As you can see, the loss decreases beautifully, but the accuracy freezes midway and I am not sure what the cause may be.

Sorry for the long post, but I would appreciate any answers, thank you!

There are several things that may help with the accuracy of your model.

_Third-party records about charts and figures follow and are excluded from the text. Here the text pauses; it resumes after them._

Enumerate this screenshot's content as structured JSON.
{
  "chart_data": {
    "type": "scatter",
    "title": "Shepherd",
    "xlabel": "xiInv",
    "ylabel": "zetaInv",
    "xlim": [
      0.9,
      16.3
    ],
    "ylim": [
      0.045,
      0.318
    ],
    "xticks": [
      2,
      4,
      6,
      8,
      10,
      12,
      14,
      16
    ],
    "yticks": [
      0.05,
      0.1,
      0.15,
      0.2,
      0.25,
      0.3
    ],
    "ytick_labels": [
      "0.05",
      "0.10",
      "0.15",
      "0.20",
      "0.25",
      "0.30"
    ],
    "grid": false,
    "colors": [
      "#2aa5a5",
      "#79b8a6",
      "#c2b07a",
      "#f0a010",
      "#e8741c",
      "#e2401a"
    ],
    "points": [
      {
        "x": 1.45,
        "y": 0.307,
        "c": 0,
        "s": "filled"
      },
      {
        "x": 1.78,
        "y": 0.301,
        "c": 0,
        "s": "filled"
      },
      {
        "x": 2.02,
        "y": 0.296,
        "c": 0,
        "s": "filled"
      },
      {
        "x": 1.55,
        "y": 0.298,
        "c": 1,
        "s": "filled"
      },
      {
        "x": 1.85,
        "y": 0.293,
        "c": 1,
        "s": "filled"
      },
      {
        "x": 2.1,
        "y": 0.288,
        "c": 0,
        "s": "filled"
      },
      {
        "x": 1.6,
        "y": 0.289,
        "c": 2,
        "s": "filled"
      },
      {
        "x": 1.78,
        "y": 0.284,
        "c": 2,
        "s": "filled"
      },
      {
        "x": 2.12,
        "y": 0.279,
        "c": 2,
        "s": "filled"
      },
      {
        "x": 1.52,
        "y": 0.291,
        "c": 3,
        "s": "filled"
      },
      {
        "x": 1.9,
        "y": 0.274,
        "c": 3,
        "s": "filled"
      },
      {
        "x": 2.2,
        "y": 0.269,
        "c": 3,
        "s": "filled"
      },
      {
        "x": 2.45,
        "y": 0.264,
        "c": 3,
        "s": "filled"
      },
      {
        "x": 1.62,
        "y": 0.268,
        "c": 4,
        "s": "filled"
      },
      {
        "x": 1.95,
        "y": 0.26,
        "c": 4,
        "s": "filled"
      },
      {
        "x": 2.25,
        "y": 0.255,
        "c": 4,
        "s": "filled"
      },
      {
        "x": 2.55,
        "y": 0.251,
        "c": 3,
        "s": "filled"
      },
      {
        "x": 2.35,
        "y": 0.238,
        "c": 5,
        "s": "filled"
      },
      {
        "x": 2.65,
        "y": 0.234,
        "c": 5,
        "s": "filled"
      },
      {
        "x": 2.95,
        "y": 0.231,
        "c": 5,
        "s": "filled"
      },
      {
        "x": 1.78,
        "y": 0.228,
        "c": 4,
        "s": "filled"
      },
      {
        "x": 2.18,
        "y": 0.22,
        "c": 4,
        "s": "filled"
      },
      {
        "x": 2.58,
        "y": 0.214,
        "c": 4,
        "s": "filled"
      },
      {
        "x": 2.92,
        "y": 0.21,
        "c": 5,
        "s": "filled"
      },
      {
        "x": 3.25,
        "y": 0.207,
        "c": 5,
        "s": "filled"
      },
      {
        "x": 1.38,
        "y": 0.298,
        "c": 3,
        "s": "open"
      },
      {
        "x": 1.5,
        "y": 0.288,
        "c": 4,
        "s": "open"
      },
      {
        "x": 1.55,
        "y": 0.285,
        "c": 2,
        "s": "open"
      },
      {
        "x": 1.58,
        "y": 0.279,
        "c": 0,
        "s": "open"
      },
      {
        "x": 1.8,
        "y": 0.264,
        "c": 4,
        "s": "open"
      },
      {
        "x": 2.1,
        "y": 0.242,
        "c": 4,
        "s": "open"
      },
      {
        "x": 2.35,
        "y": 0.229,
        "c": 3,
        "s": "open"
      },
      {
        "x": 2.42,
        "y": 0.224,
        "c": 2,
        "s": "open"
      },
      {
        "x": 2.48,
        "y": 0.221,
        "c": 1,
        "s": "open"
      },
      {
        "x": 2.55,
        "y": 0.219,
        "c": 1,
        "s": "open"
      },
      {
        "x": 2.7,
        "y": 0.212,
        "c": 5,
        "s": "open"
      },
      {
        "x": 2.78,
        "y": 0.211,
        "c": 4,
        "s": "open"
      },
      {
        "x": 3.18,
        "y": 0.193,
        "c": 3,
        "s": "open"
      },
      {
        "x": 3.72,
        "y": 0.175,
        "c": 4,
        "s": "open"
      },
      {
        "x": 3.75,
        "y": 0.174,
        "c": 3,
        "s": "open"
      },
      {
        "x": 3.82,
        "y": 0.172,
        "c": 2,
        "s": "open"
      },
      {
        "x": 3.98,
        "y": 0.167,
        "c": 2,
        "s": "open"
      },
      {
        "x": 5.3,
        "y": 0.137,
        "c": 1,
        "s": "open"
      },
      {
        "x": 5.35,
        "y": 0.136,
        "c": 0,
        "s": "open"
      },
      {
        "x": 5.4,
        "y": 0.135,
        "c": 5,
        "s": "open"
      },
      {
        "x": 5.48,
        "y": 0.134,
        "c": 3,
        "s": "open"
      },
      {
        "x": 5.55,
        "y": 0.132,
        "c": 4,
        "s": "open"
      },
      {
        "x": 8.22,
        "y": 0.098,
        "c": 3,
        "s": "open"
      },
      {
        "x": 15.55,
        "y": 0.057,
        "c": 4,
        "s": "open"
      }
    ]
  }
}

  1. Add BatchNomalization after each Conv3D layer, it improves the convergence.
  2. Try scaling scores into a range [0, 1]. This is usually not a problem when you have enough data, but may become a problem if your dataset is small. This will also require a softmax activation in your last layer.
  3. Dropout of 0.5 may be a bit extreme. Try adding a smaller dropout after each Conv3D. It can be conveniently combined with proposition 1) using the following wrapper:
import tensorflow as tf
from tensorflow.keras.models import Sequential
from tensorflow.keras.layers import Layer, Conv3D, BatchNormalization, Dropout, InputLayer


class ConvBlock(Layer):
  def __init__(self, filters=32, kernel_size = [3, 3, 3], 
               padding='same', activation='relu', dropout=0.1):
    super(ConvBlock, self).__init__()
    self.conv = Conv3D(filters=filters, 
                       kernel_size=kernel_size, 
                       activation=activation, 
                       padding=padding)
    self.norm = BatchNormalization()
    self.dropout = Dropout(dropout)

  def call(self, input, training=False):
    x = self.conv(input)
    x = self.norm(x)
    x = self.dropout(x, training=training)
    return x
  
  
model = Sequential()

model.add(InputLayer((96, 96, 96, 1)))
model.add(ConvBlock())

model.summary()

Hope this helps to improve it at least a little bit.